Julian Cope presents Head Heritage

Beggar's Opera - Act One

Beggar's Opera
Act One

Released 1970 on Vertigo
Reviewed by mcongraff, 27/07/2005ce

Beggar’s Opera: Act One

Released in 1970, the debut album of this Scottish band should appeal to fans of the organ vs. electric guitar battles typified by Deep Purple. Emersonian keyboardist Alan Park must have been classically trained, as familiar runs appear throughout the album, beginning none too subtly with the first song, Poet and Peasant, based on an overture by Franz von Suppe.

However, the first track is one of the album’s weaker ones. Musically, the organ is similar to the work of the Three Suns; something you might hear on a carnival carousel or roller rink; rink-rock as my friend called it. The vocals by Martin Griffiths are dramatic and expressive, but he unfortunately goes over-the-top here, at times sounding like a bad attempt at a Halloween ghost “wo-wo-wo-wo-wo-wo – yeahhhhhhhh”. Lyrically this song contrasts the leisurely life of the wealthy poet with that of the poor, hard-working peasant. Either these guys were art school boys, or 1970 Scotland was much more supportive of poets than any other culture in history.

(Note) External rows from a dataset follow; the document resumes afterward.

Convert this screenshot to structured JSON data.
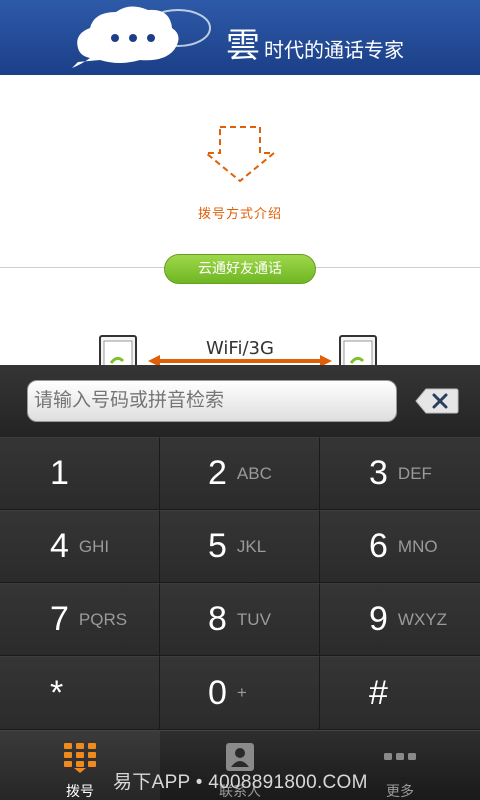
{
  "banner": {
    "logo_char": "雲",
    "tagline": "时代的通话专家"
  },
  "intro": {
    "dial_intro_label": "拨号方式介绍",
    "friend_call_label": "云通好友通话",
    "network_label": "WiFi/3G"
  },
  "dialer": {
    "search_placeholder": "请输入号码或拼音检索",
    "keys": [
      {
        "digit": "1",
        "letters": ""
      },
      {
        "digit": "2",
        "letters": "ABC"
      },
      {
        "digit": "3",
        "letters": "DEF"
      },
      {
        "digit": "4",
        "letters": "GHI"
      },
      {
        "digit": "5",
        "letters": "JKL"
      },
      {
        "digit": "6",
        "letters": "MNO"
      },
      {
        "digit": "7",
        "letters": "PQRS"
      },
      {
        "digit": "8",
        "letters": "TUV"
      },
      {
        "digit": "9",
        "letters": "WXYZ"
      },
      {
        "digit": "*",
        "letters": ""
      },
      {
        "digit": "0",
        "letters": "+"
      },
      {
        "digit": "#",
        "letters": ""
      }
    ]
  },
  "tabs": [
    {
      "label": "拨号",
      "icon": "dialpad-icon",
      "active": true
    },
    {
      "label": "联系人",
      "icon": "contacts-icon",
      "active": false
    },
    {
      "label": "更多",
      "icon": "more-icon",
      "active": false
    }
  ],
  "watermark": "易下APP • 4008891800.COM",
  "colors": {
    "banner": "#1c3f88",
    "accent_orange": "#e0600a",
    "pill_green": "#7cc22e",
    "dialer_bg": "#2a2a2a"
  }
}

Beginning with the second cut Passacaglia, the album finds the right groove. Vocals are subdued and processed to sound like old-time radio or a megaphone. The guitar comes to the front here, with an extended solo that rocks with some great wacka-jawacka that any 70’s hard rock fan or prog guitar fan will love.

The next song, Memory, could be off any early Jethro Tull album; romantic, slightly jazzy, with punctuating keyboards.

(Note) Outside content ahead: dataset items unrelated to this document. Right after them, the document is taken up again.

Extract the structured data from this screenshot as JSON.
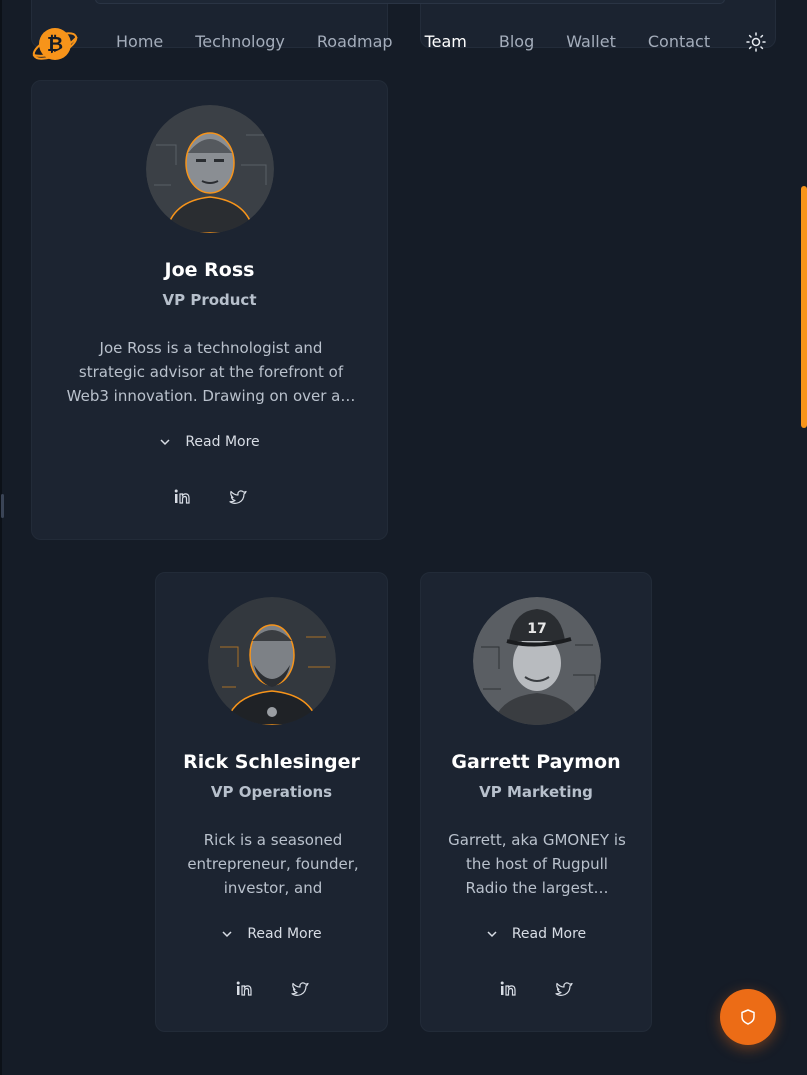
{
  "header": {
    "nav": [
      {
        "label": "Home"
      },
      {
        "label": "Technology"
      },
      {
        "label": "Roadmap"
      },
      {
        "label": "Team"
      },
      {
        "label": "Blog"
      },
      {
        "label": "Wallet"
      },
      {
        "label": "Contact"
      }
    ],
    "active_nav": "Team",
    "logo_icon": "bitcoin-planet-logo",
    "theme_icon": "sun-icon"
  },
  "team": [
    {
      "name": "Joe Ross",
      "role": "VP Product",
      "bio": "Joe Ross is a technologist and strategic advisor at the forefront of Web3 innovation. Drawing on over a…",
      "read_more": "Read More"
    },
    {
      "name": "Rick Schlesinger",
      "role": "VP Operations",
      "bio": "Rick is a seasoned entrepreneur, founder, investor, and strategic…",
      "read_more": "Read More"
    },
    {
      "name": "Garrett Paymon",
      "role": "VP Marketing",
      "bio": "Garrett, aka GMONEY is the host of Rugpull Radio the largest…",
      "read_more": "Read More"
    }
  ],
  "colors": {
    "accent": "#f7941a",
    "background": "#151c27",
    "card": "#1c2431",
    "fab": "#ec6c16"
  },
  "fab_icon": "shield-icon"
}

The instrumental Raymonds Road starts off with a keyboard thunderclap that quickly builds to a galloping and lengthy classical riff that includes a brief Mozart passage. Ray Wilson’s drums keep everything together, with a steady beat, and some nice fills of his own. Here the guitar solo is more acidy and dark. At nearly 12 minutes, this song takes the listener for quite a ride, including snippets of the 1933 pop vocal Temptation and the William Tell Overture. Perhaps Raymonds Road was the location of the art school or Park’s piano teacher?!

Light Calvary closes the original album in fine form. Melodic keyboards dominate the opening of this song, giving way only briefly for a short guitar part. Again, classical snippets are peppered into the mix. Lyrically, this song tells the story of a former light cavalry soldier, now a gray haired man.

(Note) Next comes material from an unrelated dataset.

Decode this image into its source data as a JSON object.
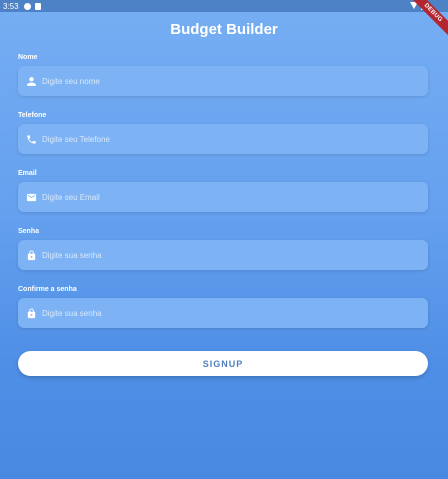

Sarabande, the first bonus track, was recorded as a single and is the shortest track. The wacka-jawacka guitar from Passacaglia is the basis for this number; funky with some nice harmonies.

The final cut Think, with its echoed vocal parts, is somewhat more psychedelic than the rest of the songs here.

This stuff is beautifully played, with an overall optimistic feel. Fans of the Nice, ELP, Deep Purple and roller rinks are sure to dig it. Wo-wo-wo-wo-wo-wo – yeahhhhhhhh!